Add the yeast and sugar to a mixing bowl and stir until the yeast has dissolved. Next, pour in the lukewarm milk and the melted butter and gently whisk by hand. You want to use slightly warm milk as cold milk would make the butter solidify when combined. Lastly, crack in the egg and mix it all up.
In another bowl, combine flour, salt and cardamom. Add mixture to the other bowl and stir with a spatula. When it starts coming together, tip the content on a working surface and knead until you get a smooth dough.
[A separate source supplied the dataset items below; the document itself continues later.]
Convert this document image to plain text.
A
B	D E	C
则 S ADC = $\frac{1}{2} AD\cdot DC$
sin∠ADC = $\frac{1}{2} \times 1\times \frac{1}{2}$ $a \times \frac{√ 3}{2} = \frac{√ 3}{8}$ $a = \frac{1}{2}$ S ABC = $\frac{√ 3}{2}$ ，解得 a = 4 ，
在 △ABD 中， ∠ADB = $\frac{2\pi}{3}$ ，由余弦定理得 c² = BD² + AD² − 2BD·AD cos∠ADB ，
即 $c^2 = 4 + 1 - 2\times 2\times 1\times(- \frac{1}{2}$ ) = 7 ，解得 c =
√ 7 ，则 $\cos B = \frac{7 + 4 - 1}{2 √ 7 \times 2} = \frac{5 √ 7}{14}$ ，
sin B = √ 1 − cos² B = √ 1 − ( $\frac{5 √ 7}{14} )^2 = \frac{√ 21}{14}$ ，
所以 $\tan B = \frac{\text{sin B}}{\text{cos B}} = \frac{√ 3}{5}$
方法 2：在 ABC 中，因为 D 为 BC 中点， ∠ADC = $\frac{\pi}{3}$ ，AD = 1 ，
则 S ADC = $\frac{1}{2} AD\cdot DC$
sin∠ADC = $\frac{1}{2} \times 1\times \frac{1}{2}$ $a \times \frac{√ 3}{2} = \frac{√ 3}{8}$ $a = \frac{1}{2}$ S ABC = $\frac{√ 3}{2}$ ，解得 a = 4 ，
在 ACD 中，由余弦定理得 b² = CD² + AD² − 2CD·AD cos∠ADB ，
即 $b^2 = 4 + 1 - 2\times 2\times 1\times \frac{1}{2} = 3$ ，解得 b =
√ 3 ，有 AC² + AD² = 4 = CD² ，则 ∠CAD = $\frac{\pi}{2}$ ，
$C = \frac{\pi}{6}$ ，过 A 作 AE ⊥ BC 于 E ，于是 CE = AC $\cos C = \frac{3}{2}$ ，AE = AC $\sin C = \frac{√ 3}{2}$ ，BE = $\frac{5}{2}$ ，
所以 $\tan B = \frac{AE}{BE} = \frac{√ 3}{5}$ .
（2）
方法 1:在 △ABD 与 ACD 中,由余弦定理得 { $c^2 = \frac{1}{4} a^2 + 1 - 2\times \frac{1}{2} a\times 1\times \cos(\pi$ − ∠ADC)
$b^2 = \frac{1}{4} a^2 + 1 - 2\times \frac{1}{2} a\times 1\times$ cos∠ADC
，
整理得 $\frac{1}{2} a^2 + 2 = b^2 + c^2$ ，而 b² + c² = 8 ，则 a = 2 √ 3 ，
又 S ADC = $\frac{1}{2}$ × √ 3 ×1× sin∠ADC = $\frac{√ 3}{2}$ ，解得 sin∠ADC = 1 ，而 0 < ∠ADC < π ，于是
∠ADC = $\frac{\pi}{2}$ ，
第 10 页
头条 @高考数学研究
Put the dough back into the bowl, cover with cling film and let rise for 1 hour.
In the meantime, you can prepare the filling. Mix all the filling ingredients in a small bowl until homogeneous. Set aside.
After the dough has risen, roll it out to a thickness of about 2 mm giving it a rectangular shape. Spread the filling all over the dough with a spatula. Trim off the edges to give your dough a straighter rectangular shape. It should measure around 36 cm (14 inches) on the long side.
Roll up the dough folding the long side - you want to have a long thinner cylinder rather than a thick and short one. Cut it into 12 parts. If your dough measures exactly 36 cm, it will be a cut every 3 cm. Line a muffin tin with paper cups and place each roll into a paper cup.
Preheat the oven to 220°C (430°F). Crack an egg in a bowl and lightly whisk it by hand. Brush some egg over every cinnamon roll and top with pearl sugar. Proof 20 minutes, while the oven comes to temperature.
Bake the muffin kanelbulle for 10 minutes or until slightly golden. They will keep growing as they bake, expanding to fill the muffin tin hole and possibly even growing a slight muffin top.